Biz hekimler hastalarımızı iyileştirmek için bu mesleği seçmiş olduğumuzun farkındayız. Bilgimizi, deneyimimizi, tüm enerjimizi bunun için kullanırız.
Hasta, bazen bizim de anamız olabilir. Yavrumuz. Komşumuz. Alışveriş yaptığımız bakkal. Bindiğimiz otobüsün şöförü. Sonuçta insandır. İnsanı sevdiğimiz ve onu kutsal bildiğimiz için bu işi yaparız.
Bu kutsal saydığımız işi yaparken elimizde olmadan yorulur, moralimiz bozulabilir ve istemeden de olsa hata yapabiliriz. Yine de işimizi yaparız. Yorulsak ta, kızsak ta, sisteme isyan etsek te yaparız.
Evimize kilit koyup, “bakmıyorum” demeden. Biliriz ki hastanın bize gereksinimi vardır.
Gelen hastanın bir tebessümü, bir tatlı diliyle yeniden canlanır ve kutsal işimize döneriz.

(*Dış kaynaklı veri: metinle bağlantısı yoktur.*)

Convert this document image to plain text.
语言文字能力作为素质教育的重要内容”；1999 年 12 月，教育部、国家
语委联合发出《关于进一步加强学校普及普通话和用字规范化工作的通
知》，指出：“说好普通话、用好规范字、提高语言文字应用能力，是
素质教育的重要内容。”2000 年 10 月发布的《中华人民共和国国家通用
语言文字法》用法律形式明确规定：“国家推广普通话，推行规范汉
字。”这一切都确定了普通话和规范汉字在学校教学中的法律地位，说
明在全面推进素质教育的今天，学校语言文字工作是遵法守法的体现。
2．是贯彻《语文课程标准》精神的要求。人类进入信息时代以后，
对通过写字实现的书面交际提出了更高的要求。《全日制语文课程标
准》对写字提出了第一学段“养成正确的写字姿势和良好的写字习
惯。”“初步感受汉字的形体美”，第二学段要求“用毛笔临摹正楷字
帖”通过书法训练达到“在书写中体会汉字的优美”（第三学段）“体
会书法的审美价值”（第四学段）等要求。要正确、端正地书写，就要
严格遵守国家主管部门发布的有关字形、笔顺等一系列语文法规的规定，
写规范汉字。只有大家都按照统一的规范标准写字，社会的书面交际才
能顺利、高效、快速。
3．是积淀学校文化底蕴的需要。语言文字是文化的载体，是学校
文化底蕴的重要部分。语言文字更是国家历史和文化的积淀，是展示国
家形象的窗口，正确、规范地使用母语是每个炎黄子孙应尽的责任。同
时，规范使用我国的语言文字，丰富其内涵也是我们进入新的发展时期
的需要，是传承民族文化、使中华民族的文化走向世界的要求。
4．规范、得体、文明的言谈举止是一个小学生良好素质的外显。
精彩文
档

Tüm bu olan biten arasında tek bir isteğimiz vardır: Takdir edilmek. Şikayet değil. İtilip kakılmak değil. Azarlanmak değil.
Son söz:
Olan biten aslında çok nettir. Sağlıkta dönüşüm politikaları bu hizmeti tamamen kıymetsiz hale getirmiştir. Hekim, hemşire değersizleştirilmiştir. Sunulan hizmet artık kutsal değildir. Sağlık artık sadece kar getiren bir araçtır. Ne sağlık, ne hekim ve ne de insan artık değerli değildir.